The schedule, especially over the last seven games against weaker opponents, has allowed the Lakers to rest their starters for most of the final quarters.  

Starters’ minutes have been decreasing compared to last season.  Saving their legs for those long road trips down the line and a playoff run will prove particularly important.

The schedule has enabled Ron Artest to adjust to the play of his new teammates and vice versa.  It has also allowed Phil Jackson to experiment with different combinations of his eight-man rotation with Lamar Odom, Jordan Farmar, and Shannon Brown coming off the bench.

Now for the negatives.

The lack of competing with top teams and having a heavy home schedule to start the season could lull the Lakers into a false sense of security.

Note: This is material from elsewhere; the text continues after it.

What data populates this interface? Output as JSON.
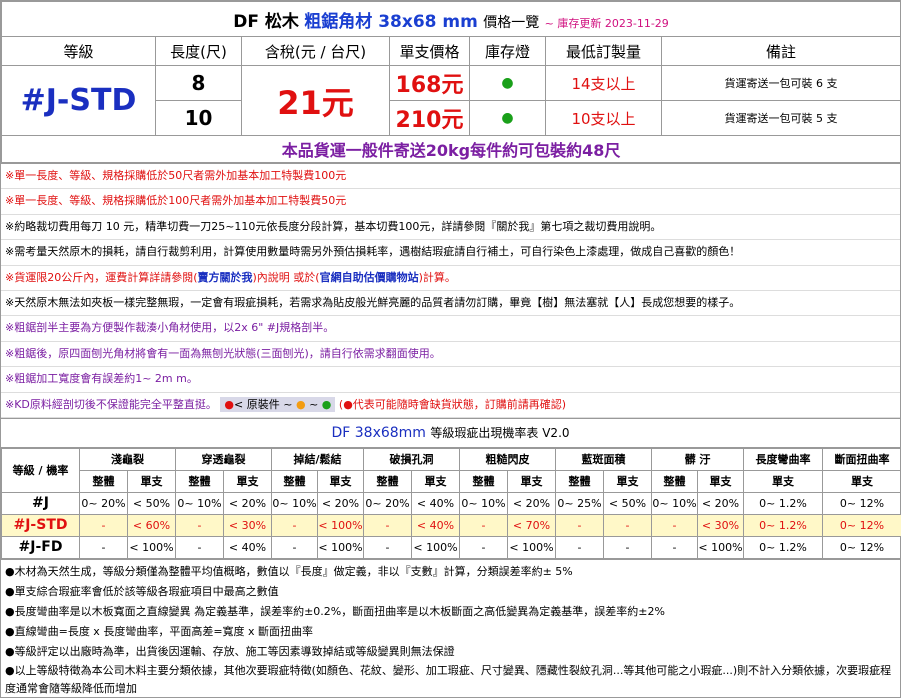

They may go into games against better competition on the road or at home feeling over-confident.  They really haven’t been tested since Pau Gasol has returned.

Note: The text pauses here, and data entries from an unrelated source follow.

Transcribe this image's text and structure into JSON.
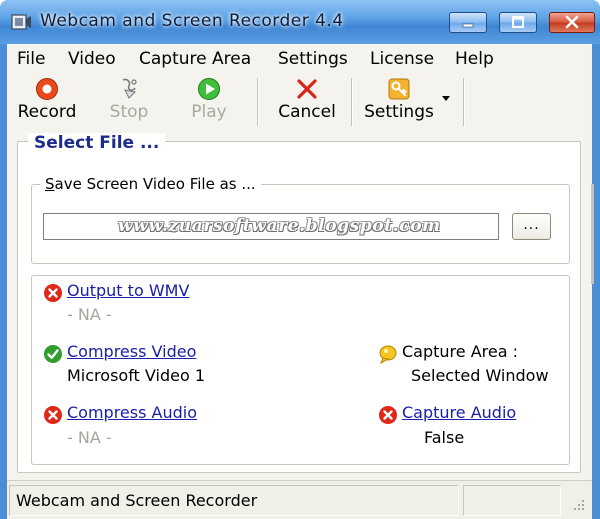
{
  "window": {
    "title": "Webcam and Screen Recorder 4.4",
    "colors": {
      "titlebar": "#4a8fd6",
      "client": "#f4f3ee",
      "link": "#1a20a8",
      "group_title": "#1c2c8c"
    }
  },
  "menu": {
    "items": [
      {
        "label": "File"
      },
      {
        "label": "Video"
      },
      {
        "label": "Capture Area"
      },
      {
        "label": "Settings"
      },
      {
        "label": "License"
      },
      {
        "label": "Help"
      }
    ]
  },
  "toolbar": {
    "record": {
      "label": "Record",
      "icon": "record-icon",
      "enabled": true
    },
    "stop": {
      "label": "Stop",
      "icon": "stop-icon",
      "enabled": false
    },
    "play": {
      "label": "Play",
      "icon": "play-icon",
      "enabled": false
    },
    "cancel": {
      "label": "Cancel",
      "icon": "cancel-icon",
      "enabled": true
    },
    "settings": {
      "label": "Settings",
      "icon": "key-icon",
      "enabled": true
    }
  },
  "select_file": {
    "title": "Select File ...",
    "save_group_title_hotkey": "S",
    "save_group_title_rest": "ave Screen Video File as ...",
    "path_value": "",
    "watermark": "www.zuarsoftware.blogspot.com",
    "browse_label": "..."
  },
  "status": {
    "output": {
      "label": "Output to WMV",
      "state": "error",
      "value": "- NA -"
    },
    "compress_video": {
      "label": "Compress Video",
      "state": "ok",
      "value": "Microsoft Video 1"
    },
    "compress_audio": {
      "label": "Compress Audio",
      "state": "error",
      "value": "- NA -"
    },
    "capture_area": {
      "label": "Capture Area :",
      "state": "info",
      "value": "Selected Window"
    },
    "capture_audio": {
      "label": "Capture Audio",
      "state": "error",
      "value": "False"
    }
  },
  "statusbar": {
    "text": "Webcam and Screen Recorder",
    "pane2": ""
  }
}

I don’t think this will hurt them as much offensively as it could defensively.  Trying to defend against some of the better teams with highly competitive players may find the Lakers playing catchup.

One thing is certain, however: the starters will not have the luxury of sitting out most of the final quarters, as the schedule gets more competitive.

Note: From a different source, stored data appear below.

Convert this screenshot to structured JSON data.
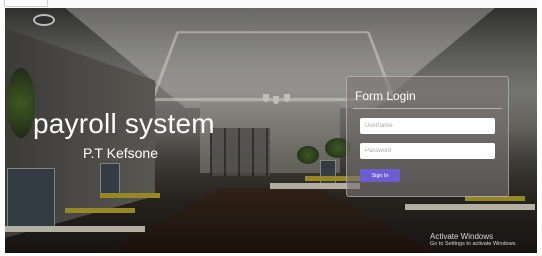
{
  "hero": {
    "title": "payroll system",
    "subtitle": "P.T Kefsone"
  },
  "login": {
    "title": "Form Login",
    "username_placeholder": "Username",
    "password_placeholder": "Password",
    "signin_label": "Sign In"
  },
  "watermark": {
    "title": "Activate Windows",
    "subtitle": "Go to Settings to activate Windows."
  },
  "colors": {
    "signin_button": "#6c5ed2",
    "panel": "#787373",
    "text": "#ffffff"
  }
}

If anything, the easier schedule to start the season has shown that Phil Jackson cannot depend on his bench beyond the current eight-man rotation.

When he has pulled all his starters and put in an entire unit of reserves, they have allowed huge 25-point leads to dwindle down to seven or eight points in the closing minutes.  He has even been forced to put a couple starters back in some games to ensure the win.

The reserves just cannot get stops on defense and commit far too many turnovers on offense.  Except for Farmar and Brown, none of the other reserves want to work the ball into the post and instead settle for low-percentage jumpers.

In a way, that could be a huge positive.  The easier schedule that the Lakers are going through has given the staff a good chance to evaluate all of the reserves in action.

I have said it before and I will say it again: A couple of these guys will not be with the Lakers much past the holidays and certainly not beyond the NBA All-Star Game.

What’s in Mitch Kupchak’s stocking this Christmas?